Selbstbestimmungsgesetz:
m – w – d – oder „kein Eintrag“

Und plötzlich selbstbestimmt –
Zum endlich verabschiedeten Selbstbestimmungsgesetz

Der Bundestag hat das Selbstbestimmungsgesetz (SBGG) beschlossen. Endlich – denn nach der Ankündigung im Koalitionsvertrag und diversen vieldiskutierten Entwürfen war zuletzt über Monate unklar, was politisch hinter den Kulissen eigentlich geschieht, insbesondere wann (und ob) der Gesetzesentwurf zur finalen Abstimmung kommt. Letzten Freitag ging es dann aber doch ganz schnell: 2. und 3 Beratung des Gesetzesentwurfs, Redebeiträge, namentliche Abstimmung, 372 Stimmen dafür, 251 Stimmen dagegen, 11 Enthaltungen. „Der Gesetzesentwurf ist damit angenommen“, konnte Bundestagsvizepräsidentin Aydan Özoğuzes um 15.06 Uhr verkünden. Applaus und stehende Ovationen im Parlament folgten. Das verabschiedete Gesetz kann – und muss – in Einzelfragen kritisiert werden, ein historischer Moment für trans, intergeschlechtliche und nicht-binäre Menschen in Deutschland war das aber allemal.

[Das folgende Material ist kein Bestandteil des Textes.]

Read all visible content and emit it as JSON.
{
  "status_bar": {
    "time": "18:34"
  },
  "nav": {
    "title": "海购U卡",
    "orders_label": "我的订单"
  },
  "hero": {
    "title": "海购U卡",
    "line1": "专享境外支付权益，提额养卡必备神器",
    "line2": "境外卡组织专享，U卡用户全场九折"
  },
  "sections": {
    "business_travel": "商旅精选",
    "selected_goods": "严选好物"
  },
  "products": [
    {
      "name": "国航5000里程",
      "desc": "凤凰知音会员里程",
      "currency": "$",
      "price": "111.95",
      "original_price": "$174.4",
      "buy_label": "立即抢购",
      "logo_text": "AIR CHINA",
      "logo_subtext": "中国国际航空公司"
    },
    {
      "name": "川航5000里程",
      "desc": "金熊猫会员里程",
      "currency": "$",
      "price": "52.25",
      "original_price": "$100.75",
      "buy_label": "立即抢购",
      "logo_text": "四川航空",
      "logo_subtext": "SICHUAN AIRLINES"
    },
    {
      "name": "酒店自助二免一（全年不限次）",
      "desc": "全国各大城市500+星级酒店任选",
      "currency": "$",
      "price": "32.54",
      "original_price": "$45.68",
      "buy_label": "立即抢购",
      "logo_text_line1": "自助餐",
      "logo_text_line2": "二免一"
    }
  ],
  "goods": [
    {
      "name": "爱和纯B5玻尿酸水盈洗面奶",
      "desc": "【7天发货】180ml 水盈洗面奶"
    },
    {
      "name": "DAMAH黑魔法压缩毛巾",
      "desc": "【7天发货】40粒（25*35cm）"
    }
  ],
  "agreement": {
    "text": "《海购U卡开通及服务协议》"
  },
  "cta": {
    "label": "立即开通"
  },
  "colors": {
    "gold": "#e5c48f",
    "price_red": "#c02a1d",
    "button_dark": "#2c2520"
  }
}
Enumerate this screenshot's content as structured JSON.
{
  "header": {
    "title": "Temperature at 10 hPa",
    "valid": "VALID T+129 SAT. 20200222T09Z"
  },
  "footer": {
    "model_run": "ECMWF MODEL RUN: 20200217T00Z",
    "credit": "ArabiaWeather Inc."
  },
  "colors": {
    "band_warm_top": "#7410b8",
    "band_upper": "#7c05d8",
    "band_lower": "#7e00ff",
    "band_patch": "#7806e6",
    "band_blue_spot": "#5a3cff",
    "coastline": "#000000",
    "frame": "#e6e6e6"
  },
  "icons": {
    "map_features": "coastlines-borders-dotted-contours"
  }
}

Korrektur beim Standesamt für alle

Das Selbstbestimmungsgesetz führt ein neues Verfahren ein, in dem Geschlechtseintrag im Geburtenregister und Vornamen durch die Abgabe einer Erklärung vor dem Standesamt korrigiert werden können. Anders als im bisherigen Verfahren nach dem sogenannten Transsexuellengesetz (TSG) braucht es also insbesondere kein Gerichtsverfahren und keine Sachverständigengutachten als „Beweis“ mehr, um Geschlechtseintrag und Vornamen korrigieren und daraufhin Dokumente mit korrekten Daten erhalten zu können. Dies macht die Korrektur für trans Personen nicht nur wesentlich schneller und günstiger, sondern vor allem diskriminierungssensibler. Gerade die Begutachtungssituation barg nämlich ein enormes Diskriminierungsrisiko. Dieses realisierte sich häufig in Form von unsachgemäßen und grenzüberschreitenden Fragen etwa nach Masturbationsvorlieben, der Unterwäsche oder sexuellem Missbrauch in der Kindheit oder in unwissenschaftlichen „Tests“, um das Geschlecht der begutachteten Person festzustellen.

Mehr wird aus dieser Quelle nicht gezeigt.